LE DONNE… nel momento in cui la rete e gli Smart hanno dato la possibilità di postare in tempo reale video e selfie, le femminucce, manco a dirlo, hanno preso a spogliarsi ma in modo più “contemporaneo” dando vita al “FLASHING” e all’ormai famoso “ASKING FOR DIRECTIONS”. Il “flashing” consiste nell’ordinare del cibo con consegna a domicilio (vanno bene anche i corrieri), piazzare la web cam in modo da inquadrare bene la porta, chiamare a raccolta on line amiche e amici, poi, quando suona il campanello, andare ad aprire completamente nuda o in lingerie, ritirare il pacco con la massima indifferenza, salutare il ragazzo, chiudere la porta e correre al pc per raccattare consensi e commenti. “Asking for directions”, questo “giochino” richiede la collaborazione di un amico/a autista, si piazza lo Smart in auto in modo da riprendere il finestrino lato passeggero. Poscia ci si avventura nelle strade per chiedere indicazioni a ignari passanti maschi, quando costoro si avvicinano e si abbassano per meglio capire la richiesta, si ritrovano al cospetto di una donzella col seno scoperto, la gonna tirata su e tutto il cucuzzaro in bella mostra. Ad onor del vero la provocazione in automobile è cosa datata, tuttavia i video postati in rete creano una sorta di “sexy contest” che rende ancor più audaci e trasgressive le partecipanti. Cosa diversa è il “flashing”, provocare spudoratamente fattorini che conoscono nome e indirizzo, è un po’ come avventurarsi in un campo minato.

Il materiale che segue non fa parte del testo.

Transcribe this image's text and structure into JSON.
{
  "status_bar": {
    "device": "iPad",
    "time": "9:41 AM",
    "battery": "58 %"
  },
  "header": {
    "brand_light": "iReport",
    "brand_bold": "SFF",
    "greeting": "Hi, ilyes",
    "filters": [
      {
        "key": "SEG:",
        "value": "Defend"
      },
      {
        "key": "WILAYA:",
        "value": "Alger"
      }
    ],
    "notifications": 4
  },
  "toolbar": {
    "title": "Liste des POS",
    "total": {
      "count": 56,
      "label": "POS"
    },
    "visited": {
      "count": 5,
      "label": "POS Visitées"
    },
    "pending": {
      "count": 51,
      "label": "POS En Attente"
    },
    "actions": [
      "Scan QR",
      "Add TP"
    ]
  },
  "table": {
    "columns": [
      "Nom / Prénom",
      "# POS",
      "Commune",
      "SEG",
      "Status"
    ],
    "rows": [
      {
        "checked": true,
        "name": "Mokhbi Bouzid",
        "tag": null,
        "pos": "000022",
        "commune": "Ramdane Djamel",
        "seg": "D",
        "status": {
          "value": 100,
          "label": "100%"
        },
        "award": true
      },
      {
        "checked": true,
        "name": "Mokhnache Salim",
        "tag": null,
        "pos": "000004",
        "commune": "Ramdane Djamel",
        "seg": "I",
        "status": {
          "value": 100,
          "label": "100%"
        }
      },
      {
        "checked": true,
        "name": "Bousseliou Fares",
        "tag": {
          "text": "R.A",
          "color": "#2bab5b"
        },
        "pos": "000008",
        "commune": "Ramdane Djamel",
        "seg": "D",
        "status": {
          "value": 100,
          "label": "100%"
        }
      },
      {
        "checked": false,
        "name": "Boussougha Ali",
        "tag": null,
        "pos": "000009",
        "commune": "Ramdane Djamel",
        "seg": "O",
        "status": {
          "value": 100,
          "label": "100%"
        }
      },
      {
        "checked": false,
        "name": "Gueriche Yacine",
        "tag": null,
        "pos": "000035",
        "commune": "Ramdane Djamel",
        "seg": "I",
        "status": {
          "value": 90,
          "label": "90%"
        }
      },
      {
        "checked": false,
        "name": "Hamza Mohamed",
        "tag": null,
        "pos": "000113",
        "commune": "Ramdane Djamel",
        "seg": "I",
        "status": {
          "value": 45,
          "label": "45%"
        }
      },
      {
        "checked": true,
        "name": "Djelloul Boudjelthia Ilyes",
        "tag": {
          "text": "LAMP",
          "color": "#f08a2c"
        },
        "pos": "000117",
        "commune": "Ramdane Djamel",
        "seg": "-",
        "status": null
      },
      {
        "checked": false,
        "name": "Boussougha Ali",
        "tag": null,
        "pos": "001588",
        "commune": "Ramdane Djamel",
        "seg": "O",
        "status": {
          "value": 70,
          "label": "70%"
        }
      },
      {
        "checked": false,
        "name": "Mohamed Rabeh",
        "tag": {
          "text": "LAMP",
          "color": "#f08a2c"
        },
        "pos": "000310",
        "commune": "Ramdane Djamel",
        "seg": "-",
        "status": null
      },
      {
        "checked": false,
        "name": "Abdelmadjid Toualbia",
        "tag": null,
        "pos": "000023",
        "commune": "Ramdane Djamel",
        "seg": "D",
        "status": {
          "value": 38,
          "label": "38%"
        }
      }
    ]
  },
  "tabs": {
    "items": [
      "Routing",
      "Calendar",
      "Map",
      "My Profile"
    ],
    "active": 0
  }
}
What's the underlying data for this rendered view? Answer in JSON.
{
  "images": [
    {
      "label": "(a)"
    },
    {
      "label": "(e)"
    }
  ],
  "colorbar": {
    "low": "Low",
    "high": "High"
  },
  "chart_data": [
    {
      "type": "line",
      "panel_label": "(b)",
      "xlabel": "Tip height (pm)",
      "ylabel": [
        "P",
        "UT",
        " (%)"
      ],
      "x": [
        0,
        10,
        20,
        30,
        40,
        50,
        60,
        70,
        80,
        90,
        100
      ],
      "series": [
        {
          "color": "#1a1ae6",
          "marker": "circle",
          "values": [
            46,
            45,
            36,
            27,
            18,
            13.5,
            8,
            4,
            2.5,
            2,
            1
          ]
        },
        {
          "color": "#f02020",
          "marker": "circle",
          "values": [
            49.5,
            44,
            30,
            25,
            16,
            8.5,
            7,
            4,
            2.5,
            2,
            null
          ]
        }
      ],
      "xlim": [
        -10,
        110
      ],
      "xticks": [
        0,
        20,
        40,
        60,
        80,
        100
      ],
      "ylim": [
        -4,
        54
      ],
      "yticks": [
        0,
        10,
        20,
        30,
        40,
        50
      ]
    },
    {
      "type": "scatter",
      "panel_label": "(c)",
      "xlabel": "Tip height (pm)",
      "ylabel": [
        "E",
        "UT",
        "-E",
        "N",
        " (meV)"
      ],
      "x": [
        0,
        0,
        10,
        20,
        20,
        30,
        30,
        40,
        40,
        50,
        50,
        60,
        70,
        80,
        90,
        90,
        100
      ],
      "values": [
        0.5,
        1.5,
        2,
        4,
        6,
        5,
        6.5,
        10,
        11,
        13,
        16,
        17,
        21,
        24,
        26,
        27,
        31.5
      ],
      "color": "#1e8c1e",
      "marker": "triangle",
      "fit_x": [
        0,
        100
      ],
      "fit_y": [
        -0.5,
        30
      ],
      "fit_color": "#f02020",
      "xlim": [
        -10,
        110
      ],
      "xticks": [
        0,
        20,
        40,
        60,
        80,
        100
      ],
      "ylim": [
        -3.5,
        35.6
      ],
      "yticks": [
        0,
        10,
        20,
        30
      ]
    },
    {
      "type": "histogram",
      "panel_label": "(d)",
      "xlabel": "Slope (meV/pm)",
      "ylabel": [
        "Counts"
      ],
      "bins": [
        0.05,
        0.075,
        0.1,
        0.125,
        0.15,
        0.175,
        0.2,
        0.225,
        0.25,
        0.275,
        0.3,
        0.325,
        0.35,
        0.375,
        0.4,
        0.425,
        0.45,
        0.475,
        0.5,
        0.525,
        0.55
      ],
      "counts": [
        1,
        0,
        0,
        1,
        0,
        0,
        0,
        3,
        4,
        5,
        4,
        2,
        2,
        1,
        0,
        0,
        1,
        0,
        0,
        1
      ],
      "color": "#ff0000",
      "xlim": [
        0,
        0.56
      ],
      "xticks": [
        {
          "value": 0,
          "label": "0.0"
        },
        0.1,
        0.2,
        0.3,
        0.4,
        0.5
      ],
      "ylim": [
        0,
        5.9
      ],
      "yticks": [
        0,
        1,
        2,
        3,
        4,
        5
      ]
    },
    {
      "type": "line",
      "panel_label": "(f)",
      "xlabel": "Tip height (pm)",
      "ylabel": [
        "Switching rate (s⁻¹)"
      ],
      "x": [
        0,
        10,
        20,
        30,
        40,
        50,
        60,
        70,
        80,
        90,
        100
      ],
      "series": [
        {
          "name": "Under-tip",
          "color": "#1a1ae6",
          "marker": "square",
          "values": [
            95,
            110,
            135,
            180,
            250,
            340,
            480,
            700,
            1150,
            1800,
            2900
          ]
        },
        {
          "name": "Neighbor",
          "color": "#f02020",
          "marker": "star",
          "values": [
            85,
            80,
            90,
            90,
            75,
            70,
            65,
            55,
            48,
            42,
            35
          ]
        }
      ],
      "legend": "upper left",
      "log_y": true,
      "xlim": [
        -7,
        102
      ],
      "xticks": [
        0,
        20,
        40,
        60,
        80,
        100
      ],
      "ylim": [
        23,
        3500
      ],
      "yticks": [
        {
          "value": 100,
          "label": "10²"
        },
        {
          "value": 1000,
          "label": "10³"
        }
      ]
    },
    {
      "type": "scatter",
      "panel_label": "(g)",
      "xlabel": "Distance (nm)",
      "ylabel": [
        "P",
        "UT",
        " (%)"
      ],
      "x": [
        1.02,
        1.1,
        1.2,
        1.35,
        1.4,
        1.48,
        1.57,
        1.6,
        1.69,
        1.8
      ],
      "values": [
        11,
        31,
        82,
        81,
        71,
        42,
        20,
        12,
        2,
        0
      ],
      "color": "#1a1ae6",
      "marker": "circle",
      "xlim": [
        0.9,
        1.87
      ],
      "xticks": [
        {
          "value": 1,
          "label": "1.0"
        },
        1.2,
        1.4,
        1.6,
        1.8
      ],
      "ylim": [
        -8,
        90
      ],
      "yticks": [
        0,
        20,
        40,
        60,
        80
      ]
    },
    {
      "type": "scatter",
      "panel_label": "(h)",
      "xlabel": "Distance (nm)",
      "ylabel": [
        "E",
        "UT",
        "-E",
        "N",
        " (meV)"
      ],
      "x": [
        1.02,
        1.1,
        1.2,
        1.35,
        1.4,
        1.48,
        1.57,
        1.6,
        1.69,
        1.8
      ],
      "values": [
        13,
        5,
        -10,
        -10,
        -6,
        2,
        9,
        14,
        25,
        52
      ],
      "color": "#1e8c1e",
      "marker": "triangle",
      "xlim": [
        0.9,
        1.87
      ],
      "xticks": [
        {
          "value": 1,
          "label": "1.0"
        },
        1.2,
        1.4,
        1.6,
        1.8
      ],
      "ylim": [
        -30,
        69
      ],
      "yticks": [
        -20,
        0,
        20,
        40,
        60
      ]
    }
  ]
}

Il “coraggio” maschile e la “spregiudicatezza” femminile sono due frutti bacati della stessa pianta, quella della dabbenaggine da followers, rischiare di finire maciullati sulle rotaie o di ritrovarsi sotto casa un allupato ragazzo delle consegne, solo per avere un lampo di gloria in rete, tra l’altro gratis et amore Dei, è un preoccupante segnale. Questa società moderna sforna idioti in trafila ma la colpa non è della rete, è di chi non educa, non controlla, non sorveglia, non trasmette valori, direi anche di tutti gli utenti che seminano likes e followers alimentando e incentivando questa novella Arena di Nerone. Ogni tanto qualcuno crepa, ogni tanto qualcuna si ritrova nei pasticci ma guai parlare di “provocazione” oppure usare espressioni tipo: “se l’è cercata”, sarebbe politicamente scorretto.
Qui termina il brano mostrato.